A cet égard, la société INJECTOR ne peut utilement se prévaloir du certificat de travail établi le 1er mars 2022 par sa direction, à une date contemporaine des mises en demeure adressées au salarié démissionnaire depuis le 22 décembre 2021, en vue de le dissuader de contracter avec la société MAITRE [V], de sorte que les éléments circonstanciés qui y figurent portant sur l’implication de l’intéressé dans certains sujets stratégiques apparaissent comme une preuve que l’employeur s’est constituée à lui-même.
Les échanges électroniques versés aux débats s’ils confirment le caractère technique des fonctions exercées par le salarié ne sont pas pour autant de nature à objectiver une connaissance de secrets de fabrication ou d’information confidentielles sensibles spécifiques à la société INJECTOR.
La société INJECTOR procède pour le surplus par affirmation et la seule indication que la société MAITRE [V], nouvel employeur de M. [M] [G], exerce tout comme elle son activité dans le domaine de la micro-injection de matière plastique, notamment pour l’horlogerie haut de gamme, est inopérante.
Ainsi dès lors que l’employeur échoue dans la charge de la preuve qui lui incombe d’une connaissance par le salarié de la clientèle ou de secrets de fabrication ou d’affaires, il n’est point besoin d’examiner la dernière condition de validité de la clause de prohibition litigieuse portant sur l’éventualité d’un 'préjudice sensible’ pour l’employeur.
C’est donc à bon droit que le salarié excipe de la nullité de la clause de prohibition de concurrence insérée à son contrat de travail, dès lors qu’une des conditions de validité de cette clause n’est pas satisfaite en l’espèce.
Dans ces conditions, réformant le jugement querellé en ce qu’il a condamné M. [M] [G] pour violation de la clause de non concurrence à payer à la société INJECTOR la somme de 52 500 euros, il sera dit que ladite clause est entaché de nullité.
Il suit de là que faute pour elle de pouvoir prétendre à l’application de cette clause, la société INJECTOR sera déboutée de ses entières demandes à ce titre.

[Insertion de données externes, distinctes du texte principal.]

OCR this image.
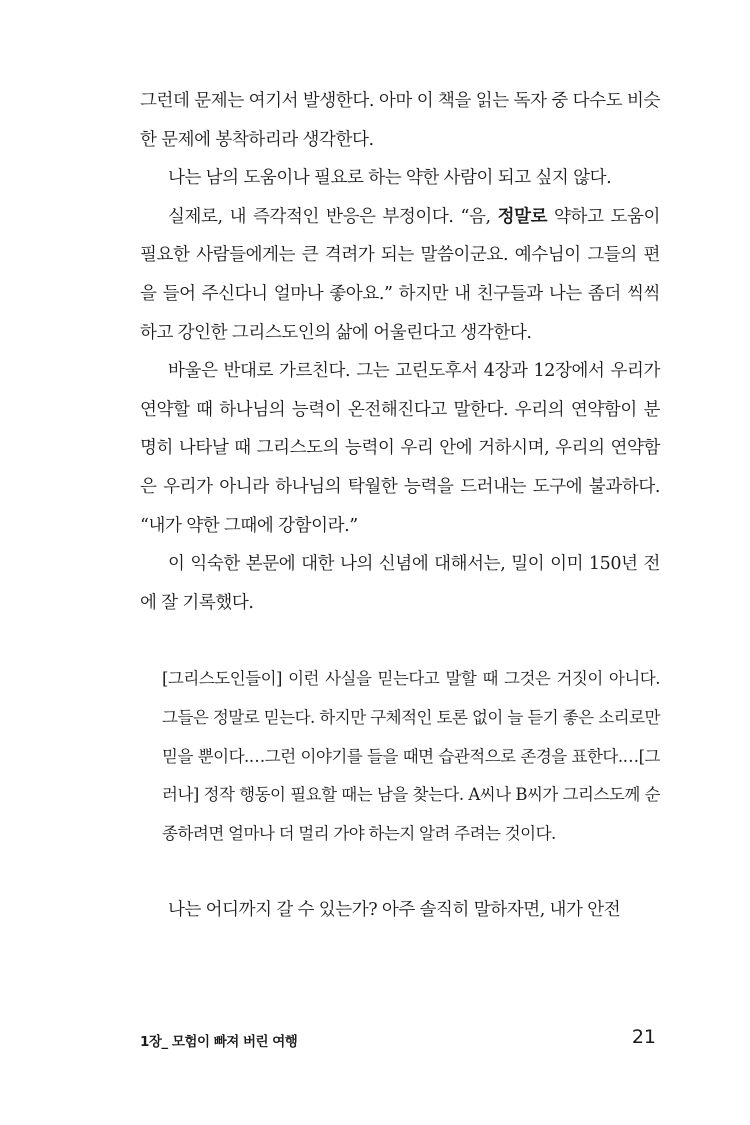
그런데 문제는 여기서 발생한다. 아마 이 책을 읽는 독자 중 다수도 비슷한 문제에 봉착하리라 생각한다.

나는 남의 도움이나 필요로 하는 약한 사람이 되고 싶지 않다.

실제로, 내 즉각적인 반응은 부정이다. “음, 정말로 약하고 도움이 필요한 사람들에게는 큰 격려가 되는 말씀이군요. 예수님이 그들의 편을 들어 주신다니 얼마나 좋아요.” 하지만 내 친구들과 나는 좀더 씩씩하고 강인한 그리스도인의 삶에 어울린다고 생각한다.

바울은 반대로 가르친다. 그는 고린도후서 4장과 12장에서 우리가 연약할 때 하나님의 능력이 온전해진다고 말한다. 우리의 연약함이 분명히 나타날 때 그리스도의 능력이 우리 안에 거하시며, 우리의 연약함은 우리가 아니라 하나님의 탁월한 능력을 드러내는 도구에 불과하다. “내가 약한 그때에 강함이라.”

이 익숙한 본문에 대한 나의 신념에 대해서는, 밀이 이미 150년 전에 잘 기록했다.

[그리스도인들이] 이런 사실을 믿는다고 말할 때 그것은 거짓이 아니다. 그들은 정말로 믿는다. 하지만 구체적인 토론 없이 늘 듣기 좋은 소리로만 믿을 뿐이다.…그런 이야기를 들을 때면 습관적으로 존경을 표한다.…[그러나] 정작 행동이 필요할 때는 남을 찾는다. A씨나 B씨가 그리스도께 순종하려면 얼마나 더 멀리 가야 하는지 알려 주려는 것이다.

나는 어디까지 갈 수 있는가? 아주 솔직히 말하자면, 내가 안전

1장_ 모험이 빠져 버린 여행	21
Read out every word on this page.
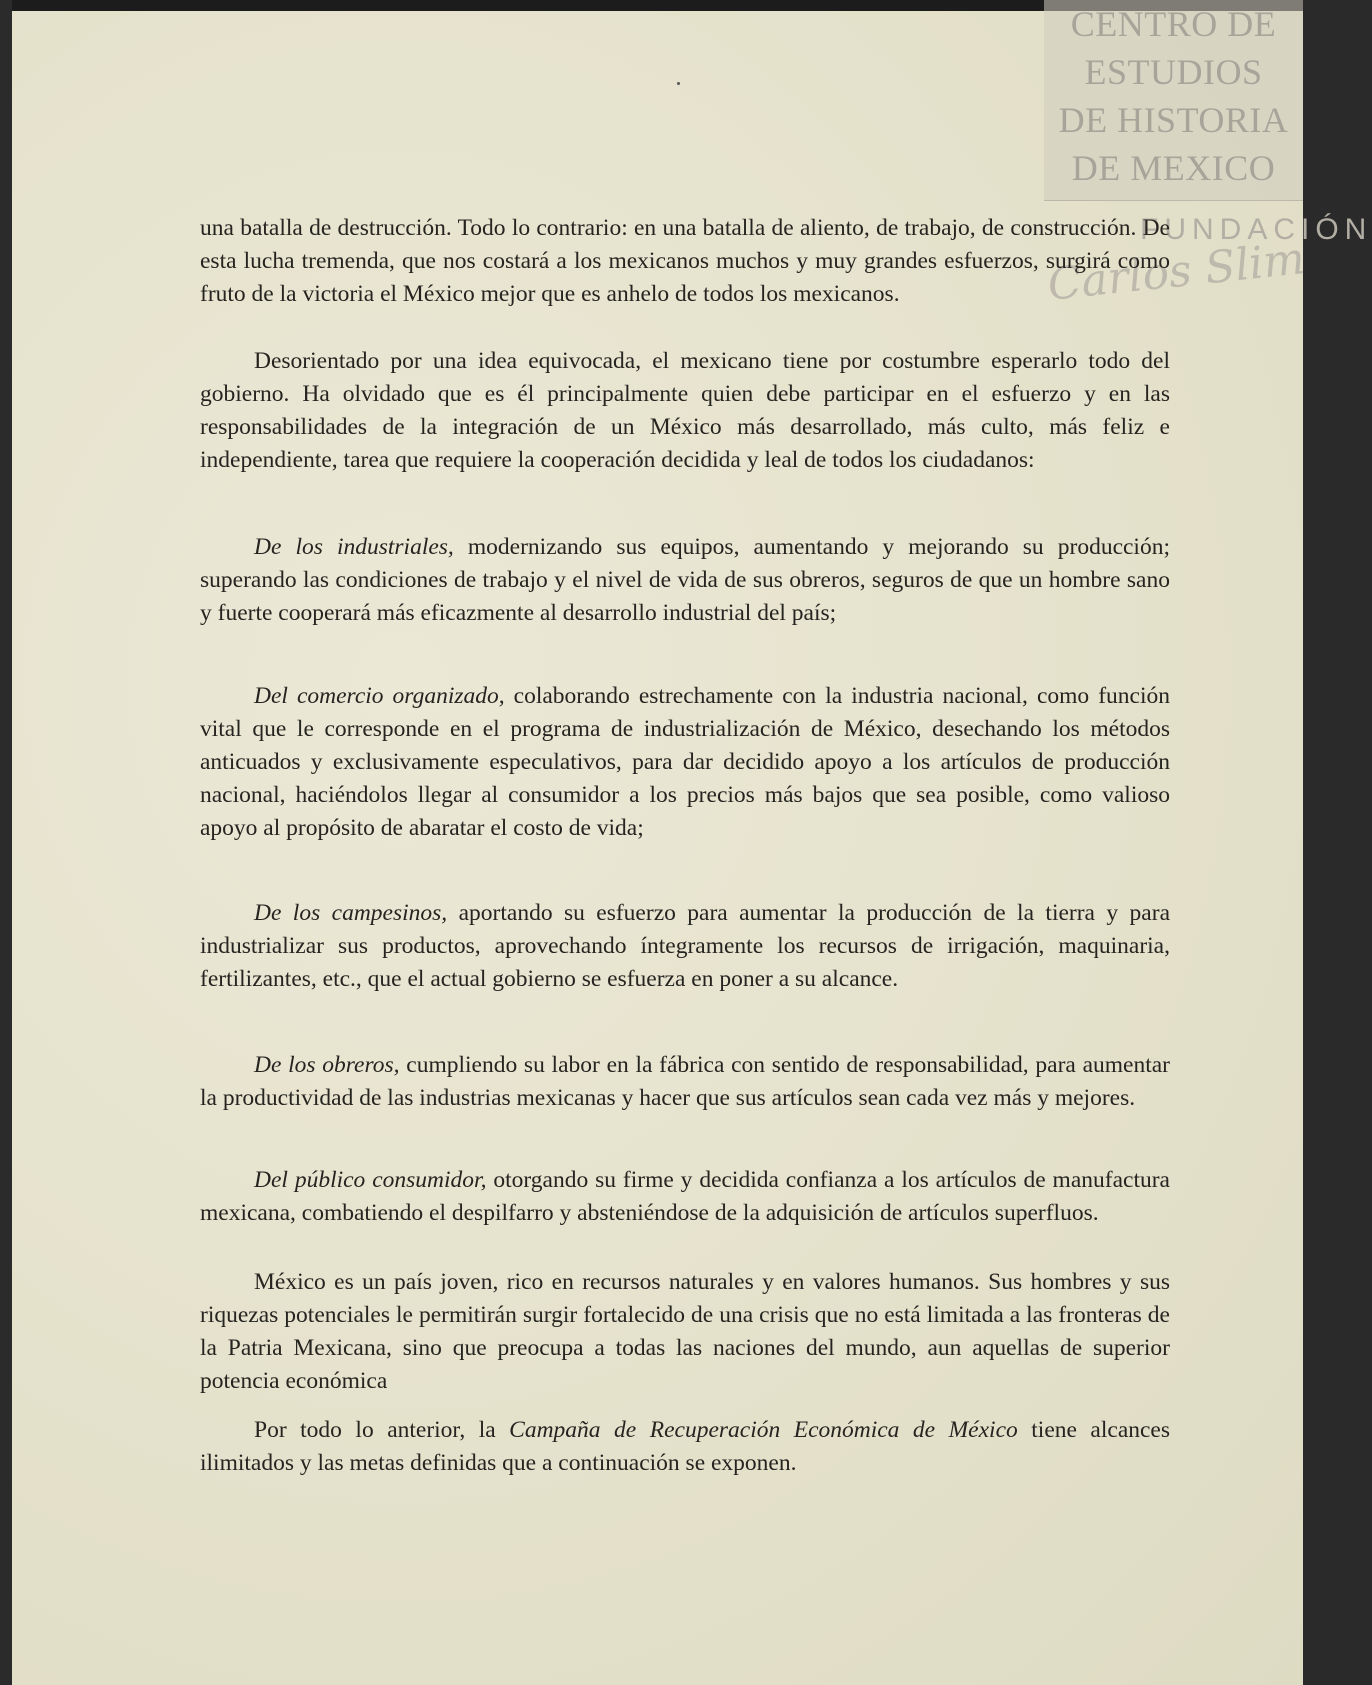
CENTRO DE
ESTUDIOS
DE HISTORIA
DE MEXICO
FUNDACIÓN
Carlos Slim

una batalla de destrucción. Todo lo contrario: en una batalla de aliento, de trabajo, de construcción. De esta lucha tremenda, que nos costará a los mexicanos muchos y muy grandes esfuerzos, surgirá como fruto de la victoria el México mejor que es anhelo de todos los mexicanos.

Desorientado por una idea equivocada, el mexicano tiene por costumbre esperarlo todo del gobierno. Ha olvidado que es él principalmente quien debe participar en el esfuerzo y en las responsabilidades de la integración de un México más desarrollado, más culto, más feliz e independiente, tarea que requiere la cooperación decidida y leal de todos los ciudadanos:

De los industriales, modernizando sus equipos, aumentando y mejorando su producción; superando las condiciones de trabajo y el nivel de vida de sus obreros, seguros de que un hombre sano y fuerte cooperará más eficazmente al desarrollo industrial del país;

Del comercio organizado, colaborando estrechamente con la industria nacional, como función vital que le corresponde en el programa de industrialización de México, desechando los métodos anticuados y exclusivamente especulativos, para dar decidido apoyo a los artículos de producción nacional, haciéndolos llegar al consumidor a los precios más bajos que sea posible, como valioso apoyo al propósito de abaratar el costo de vida;

De los campesinos, aportando su esfuerzo para aumentar la producción de la tierra y para industrializar sus productos, aprovechando íntegramente los recursos de irrigación, maquinaria, fertilizantes, etc., que el actual gobierno se esfuerza en poner a su alcance.

De los obreros, cumpliendo su labor en la fábrica con sentido de responsabilidad, para aumentar la productividad de las industrias mexicanas y hacer que sus artículos sean cada vez más y mejores.

Del público consumidor, otorgando su firme y decidida confianza a los artículos de manufactura mexicana, combatiendo el despilfarro y absteniéndose de la adquisición de artículos superfluos.

México es un país joven, rico en recursos naturales y en valores humanos. Sus hombres y sus riquezas potenciales le permitirán surgir fortalecido de una crisis que no está limitada a las fronteras de la Patria Mexicana, sino que preocupa a todas las naciones del mundo, aun aquellas de superior potencia económica

Por todo lo anterior, la Campaña de Recuperación Económica de México tiene alcances ilimitados y las metas definidas que a continuación se exponen.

II- Sur les demandes accessoires
Le jugement déféré sera infirmé en ses dispositions relatives aux frais irrépétibles et dépens.
La société INJECTOR, qui succombe, sera condamnée à verser à M. [M] [G] la somme de 4 000 euros sur le fondement de l’article 700 du code de procédure civile et supportera les dépens de première instance et d’appel.
Elle sera déboutée de sa demande d’indemnité de procédure, ses demandes au titre des intérêts au taux légal et de la capitalisation des intérêts étant par ailleurs dépourvues d’objet, eu égard à l’issue du litige à hauteur de cour.
PAR CES MOTIFS
La cour, chambre sociale, statuant publiquement, contradictoirement, après en avoir délibéré conformément à la loi,
Infirme le jugement déféré en ce qu’il condamne M. [M] [G] à payer à la SA INJECTOR la somme de 52 500 euros à titre de clause pénale, en raison de la violation de la clause de prohibition de concurrence, celle de 200 euros au titre des frais irrépétibles et en ce qu’il le déboute de ses demandes et le condamne aux dépens.
Le confirme pour le surplus.
Statuant à nouveau des chefs infirmés et y ajoutant,
Dit que la clause de prohibition de concurrence insérée au contrat de travail de M. [M] [G] est entachée de nullité.
Déboute en conséquence la SA INJECTOR de sa demande au titre de la clause pénale attachée à ladite clause.
Condamne la SA INJECTOR à payer à M. [M] [G] la somme de 4 000 euros au titre des frais irrépétibles de première instance et d’appel.
Déboute la SA INJECTOR de sa demande sur le fondement de l’article 700 du code de procédure civile.
Condamne la SA INJECTOR aux dépens de première instance et d’ appel.
Ledit arrêt a été rendu par mise à disposition au greffe le dix-huit juillet deux mille vingt cinq et signé par Christophe ESTEVE, Président de chambre, et Mme Leila Zait, Greffière.